If you are sufficiently long in the tooth to have messed about with Microsoft’s edlin or any other line editor you might be forgiven for giving a hollow laugh at this point – but sed is a tool that genuinely repays the effort you have to make to learn it.
In the last few weeks I have been messing about with 220GB XML files and even the University of York’s big iron compute server cannot handle a buffered edit of a file that size – sed is the only realistic alternative (actually I thought about using my own hex editor – hexxed – which is also essentially a line editor, but a hex editor is really for messing about with binary files and I wouldn’t recommend it.

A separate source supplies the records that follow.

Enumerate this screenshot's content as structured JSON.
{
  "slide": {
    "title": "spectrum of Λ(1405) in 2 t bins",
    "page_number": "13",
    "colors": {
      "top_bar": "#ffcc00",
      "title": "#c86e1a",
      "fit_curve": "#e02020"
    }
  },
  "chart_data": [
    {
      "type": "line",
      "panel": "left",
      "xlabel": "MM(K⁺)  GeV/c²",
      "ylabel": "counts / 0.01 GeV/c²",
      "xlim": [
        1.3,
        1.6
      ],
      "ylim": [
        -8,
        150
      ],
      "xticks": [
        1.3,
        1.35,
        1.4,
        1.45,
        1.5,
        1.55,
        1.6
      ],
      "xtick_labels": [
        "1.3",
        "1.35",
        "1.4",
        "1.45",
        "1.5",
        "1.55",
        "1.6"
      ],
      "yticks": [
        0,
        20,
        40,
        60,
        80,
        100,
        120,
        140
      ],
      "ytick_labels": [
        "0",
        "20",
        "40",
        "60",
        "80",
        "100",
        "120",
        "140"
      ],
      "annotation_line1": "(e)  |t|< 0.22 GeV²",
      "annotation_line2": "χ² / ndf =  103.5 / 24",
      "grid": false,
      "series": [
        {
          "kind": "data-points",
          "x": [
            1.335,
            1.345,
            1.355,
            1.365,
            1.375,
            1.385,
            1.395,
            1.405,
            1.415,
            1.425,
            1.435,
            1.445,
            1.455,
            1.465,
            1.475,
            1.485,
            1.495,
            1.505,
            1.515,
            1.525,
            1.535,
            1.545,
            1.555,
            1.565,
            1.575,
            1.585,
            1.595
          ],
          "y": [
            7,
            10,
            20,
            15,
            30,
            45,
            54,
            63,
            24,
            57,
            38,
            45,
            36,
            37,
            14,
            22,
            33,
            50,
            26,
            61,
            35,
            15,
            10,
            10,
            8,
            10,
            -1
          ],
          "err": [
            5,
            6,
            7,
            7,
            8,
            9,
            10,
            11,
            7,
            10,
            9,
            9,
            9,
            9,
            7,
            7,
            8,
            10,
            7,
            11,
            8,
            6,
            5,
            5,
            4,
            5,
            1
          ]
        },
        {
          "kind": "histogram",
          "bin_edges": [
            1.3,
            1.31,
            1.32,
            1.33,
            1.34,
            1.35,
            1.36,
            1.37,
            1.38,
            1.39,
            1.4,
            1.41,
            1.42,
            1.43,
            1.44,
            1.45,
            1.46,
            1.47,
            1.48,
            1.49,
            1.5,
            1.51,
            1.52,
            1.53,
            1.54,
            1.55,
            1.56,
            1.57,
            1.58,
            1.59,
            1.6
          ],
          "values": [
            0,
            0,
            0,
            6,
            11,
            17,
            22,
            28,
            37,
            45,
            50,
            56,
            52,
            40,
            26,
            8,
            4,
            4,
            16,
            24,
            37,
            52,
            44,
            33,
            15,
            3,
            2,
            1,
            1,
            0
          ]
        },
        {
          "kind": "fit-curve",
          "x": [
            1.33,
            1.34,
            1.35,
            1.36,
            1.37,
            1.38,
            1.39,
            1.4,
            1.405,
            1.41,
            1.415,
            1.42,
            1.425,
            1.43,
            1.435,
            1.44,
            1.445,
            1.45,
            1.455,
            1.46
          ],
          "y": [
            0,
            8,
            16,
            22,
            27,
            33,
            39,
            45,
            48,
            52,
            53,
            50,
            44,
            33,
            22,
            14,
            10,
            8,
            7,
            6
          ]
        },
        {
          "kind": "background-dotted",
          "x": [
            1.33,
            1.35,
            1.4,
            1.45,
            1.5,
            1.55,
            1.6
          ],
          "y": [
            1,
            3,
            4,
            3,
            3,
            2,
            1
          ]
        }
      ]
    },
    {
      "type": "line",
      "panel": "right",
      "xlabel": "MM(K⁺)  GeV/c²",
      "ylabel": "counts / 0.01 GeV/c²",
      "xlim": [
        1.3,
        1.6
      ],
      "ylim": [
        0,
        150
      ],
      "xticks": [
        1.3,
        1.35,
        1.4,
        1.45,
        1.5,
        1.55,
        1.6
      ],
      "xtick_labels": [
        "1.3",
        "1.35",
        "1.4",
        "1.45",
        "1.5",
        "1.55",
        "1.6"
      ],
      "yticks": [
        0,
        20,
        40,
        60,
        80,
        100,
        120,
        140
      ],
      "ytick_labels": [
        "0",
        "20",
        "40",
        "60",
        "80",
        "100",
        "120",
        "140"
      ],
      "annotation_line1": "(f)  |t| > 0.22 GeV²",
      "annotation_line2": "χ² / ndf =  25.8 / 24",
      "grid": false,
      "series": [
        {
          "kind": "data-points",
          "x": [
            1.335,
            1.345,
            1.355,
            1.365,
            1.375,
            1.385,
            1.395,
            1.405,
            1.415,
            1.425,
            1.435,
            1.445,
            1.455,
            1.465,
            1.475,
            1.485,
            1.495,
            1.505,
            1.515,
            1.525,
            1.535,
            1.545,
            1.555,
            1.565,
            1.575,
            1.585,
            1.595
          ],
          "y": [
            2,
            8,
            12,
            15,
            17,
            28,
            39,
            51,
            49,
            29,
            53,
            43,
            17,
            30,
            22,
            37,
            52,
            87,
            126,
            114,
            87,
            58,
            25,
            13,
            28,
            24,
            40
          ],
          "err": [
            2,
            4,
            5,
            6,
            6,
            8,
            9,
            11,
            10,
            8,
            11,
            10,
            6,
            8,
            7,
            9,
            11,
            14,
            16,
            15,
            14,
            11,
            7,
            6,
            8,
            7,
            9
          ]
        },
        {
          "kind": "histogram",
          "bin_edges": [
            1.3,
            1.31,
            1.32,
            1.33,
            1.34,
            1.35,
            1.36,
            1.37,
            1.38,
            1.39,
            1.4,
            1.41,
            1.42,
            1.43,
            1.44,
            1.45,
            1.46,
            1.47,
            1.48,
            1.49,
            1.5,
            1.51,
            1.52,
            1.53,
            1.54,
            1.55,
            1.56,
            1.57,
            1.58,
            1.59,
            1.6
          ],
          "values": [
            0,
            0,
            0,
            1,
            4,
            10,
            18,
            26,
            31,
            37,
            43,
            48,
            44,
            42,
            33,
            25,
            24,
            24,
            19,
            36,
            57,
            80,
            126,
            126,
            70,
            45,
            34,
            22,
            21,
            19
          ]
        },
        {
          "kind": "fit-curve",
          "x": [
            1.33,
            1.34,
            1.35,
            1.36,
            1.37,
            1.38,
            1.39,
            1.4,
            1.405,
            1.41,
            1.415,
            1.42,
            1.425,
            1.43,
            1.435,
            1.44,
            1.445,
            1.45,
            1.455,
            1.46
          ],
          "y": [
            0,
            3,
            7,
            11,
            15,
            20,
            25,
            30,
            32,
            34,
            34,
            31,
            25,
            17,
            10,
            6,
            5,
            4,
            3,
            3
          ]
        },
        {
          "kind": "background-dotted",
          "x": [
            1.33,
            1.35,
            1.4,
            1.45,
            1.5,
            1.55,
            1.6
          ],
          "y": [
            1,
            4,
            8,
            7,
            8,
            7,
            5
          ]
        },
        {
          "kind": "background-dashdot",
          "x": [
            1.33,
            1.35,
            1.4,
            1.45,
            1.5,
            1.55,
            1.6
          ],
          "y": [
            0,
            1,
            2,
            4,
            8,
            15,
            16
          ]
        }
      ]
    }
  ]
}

Sed has allowed me to fix errors deep inside very large files with just a few commands – eg:
LANG=C sed ‘51815253s@^.*$@<instruction address=\’004cf024\’ size=’03’ />@’ infile.xml >outfile.xml
Fixes line 51,815,253 in my file (the line identified by an XML fatal error). Earlier I had executed another line of sed to see what was wrong with that line:
LANG=C sed -n ‘51815253p’ infile.xml
(The LANG=C prefix is because the breakage involved an alien locale seemingly being injected into my file.)
Sed allows you to do much more – for instance anything you can identify through a pattern can be altered. Let’s say you have (text) documents with your old email address – firstname.lastname@example.org – and you want to change that to your new address – email@example.com …
sed ‘s/me@oldaddress\.com/me@newaddress\.com/g’ mytext.txt > newtext.txt
Then check newtext.txt for correctness before using
mv to replace the original.
But there is much, much more you can do with it.
Plus you get real cred as a Unix hacker if you know it.
Now, too many programs these days – especially anything from Redmond – go out of their way to suppress text formats. Text, after all, is resistant to the “embrace and extend” methodology – text wants to be free. But there is plenty of it out there still.
Books that teach you about sed are not so plentiful – I have been reading an old edition of sed & awk – which seems to be out of print – though you can buy a second hand copy for less than a quid excluding postage costs. Well worth the investment, I’d say.